As part of her research, Madzia will conduct in-depth interviews with more than 50 fourth-year medical students across the country to investigate how medical students with one or more minoritized identities experience the process of medical professionalization. She will also study why medical students with minoritized identities disproportionately match into less competitive specialties and to what extent this is due to personal choice versus forces of exclusion. Her goal is to design interventions that would help students with minoritized identities succeed in matching into whatever specialty they wish to pursue. Madzia hopes that this could reduce stratification across medical specialties and contribute to the creation of a medical profession that is representative of and, therefore, best equipped to care for the populations it serves.
The MSTP is a MD/PhD program supported by the UC College of Medicine and Cincinnati Children’s Hospital Medical Center. Students complete their first two years of medical school and then shift their studies to graduate school training before finishing their final two years of medical school to receive both a medical degree and a doctorate. The mission of the program is to develop individuals who make a difference in patient outcomes through bench to bedside research. It is funded through a National Institutes of Health award.
Juliana Madzia
Madzia, who received her bachelor's degree in neuroscience from UC in 2017, is currently working toward a doctoral degree from the Department of Sociology at the UC College of Arts and Sciences. She says she is excited to do this research as a student of both medicine and sociology, as traditionally, there has been very little communication between these two fields.

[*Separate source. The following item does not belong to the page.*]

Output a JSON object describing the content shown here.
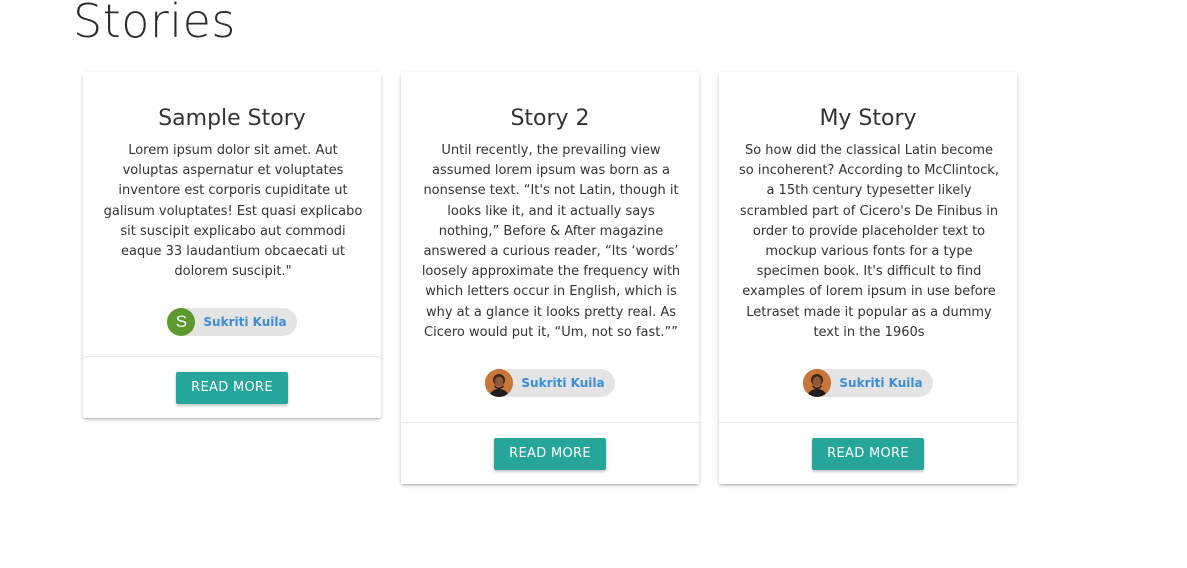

“Doing qualitative interviews with medical students, while being a medical student myself, means that I can build rapport with participants and put their responses into context in a way that a researcher not in medicine might not be able to,” she says. “I think this will ultimately make my work more impactful because I will be able to communicate my findings in the sociology community as well as the medical community, where it has the potential to inform positive change within medical education.”
Madzia is the only UC MSTP student pursuing a doctoral degree in the social sciences.
“I wanted to obtain this double degree because applying a sociological lens to health inequities allows me to think critically about the ways that inequality—based on race, class, gender, sexual orientation and other aspects of identity—is perpetuated through individuals’ interactions with health care providers,” she says.
She hopes to continue to use the skills and knowledge she is gaining in her doctoral studies in her future work as a gender-affirming surgeon.
“Through sociology, I’ve taken classes that have helped me develop a nuanced understanding of gender and identity, and as a result I’ve had the opportunity to get involved in research projects designed to meet the needs of Cincinnati’s trans and non-binary community,” Madzia says. “This combination of theoretical and real-world experience will help me to better understand the needs of and build relationships with my future patients who are seeking gender-affirming surgery.”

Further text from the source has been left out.